Running can make your muscles stiff and potentially reduce your performance. In addition, it can increase your risk of getting injured, and your muscles can shorten and become tight if your joints can’t go through their entire motion range. This article teaches you 10 stretches that can boost your workout and recovery.
Forward and Backward Leg Swings
To do this exercise:
● Stand with your feet hip-width apart and put your right hand on a wall.
● Keep your left foot on the floor with your knee slightly bent while engaging your core and moving your right leg forward and backward in a gentle swinging motion
● Repeat with the opposite leg
Ankle Circles
To perform this exercise:
● Spread your feet hip-width and keep your arms at your sides.
● Put your weight on your right foot and raise your left foot a few inches off the floor
● Flex your left ankle to point your toes and slowly rotate your left foot clockwise, making small circles with your ankle.
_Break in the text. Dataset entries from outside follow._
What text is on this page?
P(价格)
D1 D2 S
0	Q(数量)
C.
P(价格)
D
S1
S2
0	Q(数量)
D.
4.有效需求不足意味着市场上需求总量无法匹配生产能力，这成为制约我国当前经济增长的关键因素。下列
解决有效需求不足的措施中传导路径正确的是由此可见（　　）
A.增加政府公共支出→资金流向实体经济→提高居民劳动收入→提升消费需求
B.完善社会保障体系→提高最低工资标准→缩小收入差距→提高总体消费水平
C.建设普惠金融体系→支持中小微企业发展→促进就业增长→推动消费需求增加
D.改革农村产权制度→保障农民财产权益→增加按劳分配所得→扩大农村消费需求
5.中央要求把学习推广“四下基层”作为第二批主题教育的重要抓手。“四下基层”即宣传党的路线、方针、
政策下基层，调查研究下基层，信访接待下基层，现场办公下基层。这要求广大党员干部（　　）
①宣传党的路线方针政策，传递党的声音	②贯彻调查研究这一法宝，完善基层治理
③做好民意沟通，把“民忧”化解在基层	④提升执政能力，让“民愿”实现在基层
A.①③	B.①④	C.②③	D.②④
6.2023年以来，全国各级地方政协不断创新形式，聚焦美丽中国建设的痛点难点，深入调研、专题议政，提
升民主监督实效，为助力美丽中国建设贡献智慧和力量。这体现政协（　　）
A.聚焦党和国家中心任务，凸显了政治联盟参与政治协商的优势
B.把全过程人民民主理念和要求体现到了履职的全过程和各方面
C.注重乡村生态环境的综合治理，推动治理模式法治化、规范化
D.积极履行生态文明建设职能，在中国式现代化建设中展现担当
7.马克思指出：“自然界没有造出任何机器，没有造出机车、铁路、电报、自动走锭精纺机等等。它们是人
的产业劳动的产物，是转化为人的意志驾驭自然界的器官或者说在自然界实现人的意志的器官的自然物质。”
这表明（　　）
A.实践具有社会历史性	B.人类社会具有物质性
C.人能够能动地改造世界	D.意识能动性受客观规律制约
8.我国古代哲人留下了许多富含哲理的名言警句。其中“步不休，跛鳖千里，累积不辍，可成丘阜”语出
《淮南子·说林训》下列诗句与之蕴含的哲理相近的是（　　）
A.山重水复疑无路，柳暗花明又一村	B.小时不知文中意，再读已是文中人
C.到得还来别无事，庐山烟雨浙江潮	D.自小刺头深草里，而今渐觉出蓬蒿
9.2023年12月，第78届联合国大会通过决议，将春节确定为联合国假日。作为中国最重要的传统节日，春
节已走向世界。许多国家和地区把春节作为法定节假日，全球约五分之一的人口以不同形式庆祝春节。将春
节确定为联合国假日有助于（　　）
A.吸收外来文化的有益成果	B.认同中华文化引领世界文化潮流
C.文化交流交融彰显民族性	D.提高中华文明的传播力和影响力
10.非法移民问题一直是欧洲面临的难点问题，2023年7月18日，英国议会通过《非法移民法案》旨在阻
● Rotate your left foot counterclockwise
● Repeat with the opposite foot
Side-to-Side Leg Swings
For this exercise:
● Stand with your feet hip-width apart and put both hands on the wall for balance
● Keep your right foot on the floor with your knee slightly bent, while engaging your core and swinging your left leg gently to your left side.
● Swing your left leg across and in front of your right leg before reversing the motion to swing the left back to your left
● Keep your swinging leg straight with your hips facing forward.
● Repeat with the opposite leg
Walking Lunges
For this exercise:
● Place your feet hip-width apart and put your hands on your hips
● Engage your core and place your left foot forward, bending your knees to lower your hips
● Keep your front knee behind your toes and tuck your pelvis in
● Push through your left foot to put your right foot forward
● Keep alternating your legs as you step forward with each lunge
Windmill Reaches
To get started:
● Stand with your feet apart and your toes pointed slightly outward
● Extend your arms to the sides till they’re parallel to the floor
● Keep arms straight and bend your knees slightly while hinging your hips forward
● Reach your left hand toward the outside of your right foot while allowing your right arm to reach upward
● Reach your right hand to the outside of your left foot and extend your left arm upwards
● Keep alternating both sides
Butt Kicks
To perform this exercise:
● Keep your feet hip-width apart with your arms at your sides
● Squeeze your right hamstring to raise your right heel to your right glute
● Quickly return your right foot to the floor and repeat the same action with your left foot
● Keep alternating
High Knees
To do this exercise:
● Keep your feet apart with your arms at your side
● Raise your right knee toward your chest and slightly above waist level
● Bend your left elbow and move your left hand upwards in a pumping motion
● Quickly your right foot and left hand and repeat with the alternate limbs
Standing Quad Stretch
For this exercise:
● Stand with your feet hip-width apart
● Place your weight on your right foot and raise your left foot off the floor
● Grab your left ankle with your left hand and gently press your left knee into your inner thigh
● Tuck your tailbone slightly and pull your left leg back until you feel a gentle stretch on the front of your left thigh
● Hold and repeat on the opposite leg
Supine Figure-4 Stretch
To get started:
● Lie on your back with your feet on the floor
● Raise your left foot on the floor and cross your left ankle over your right knee
● Lock your fingers around your thigh below your knee
● Straighten your left foot
● With your back on the floor, pull your right knee to your chest until you feel a light stretch in the opposite glute
● Hold, then repeat on the opposite leg
Runner’s Stretch
To do this exercise:
● Stand facing a wall at arm’s length from it with your feet apart
● Put both hands flat against the wall and bend one
● Step the other foot back so your leg is straight with your heel on the ground
● Keep both feet pointed forward and lightly press into the wall until you feel a stretch in your back calf and heel
● Hold, then repeat on the opposite leg
Conclusion
These stretches can prevent and improve muscle tightness while running. You can also add them to your running routine to boost flexibility and maintain joint range of motion.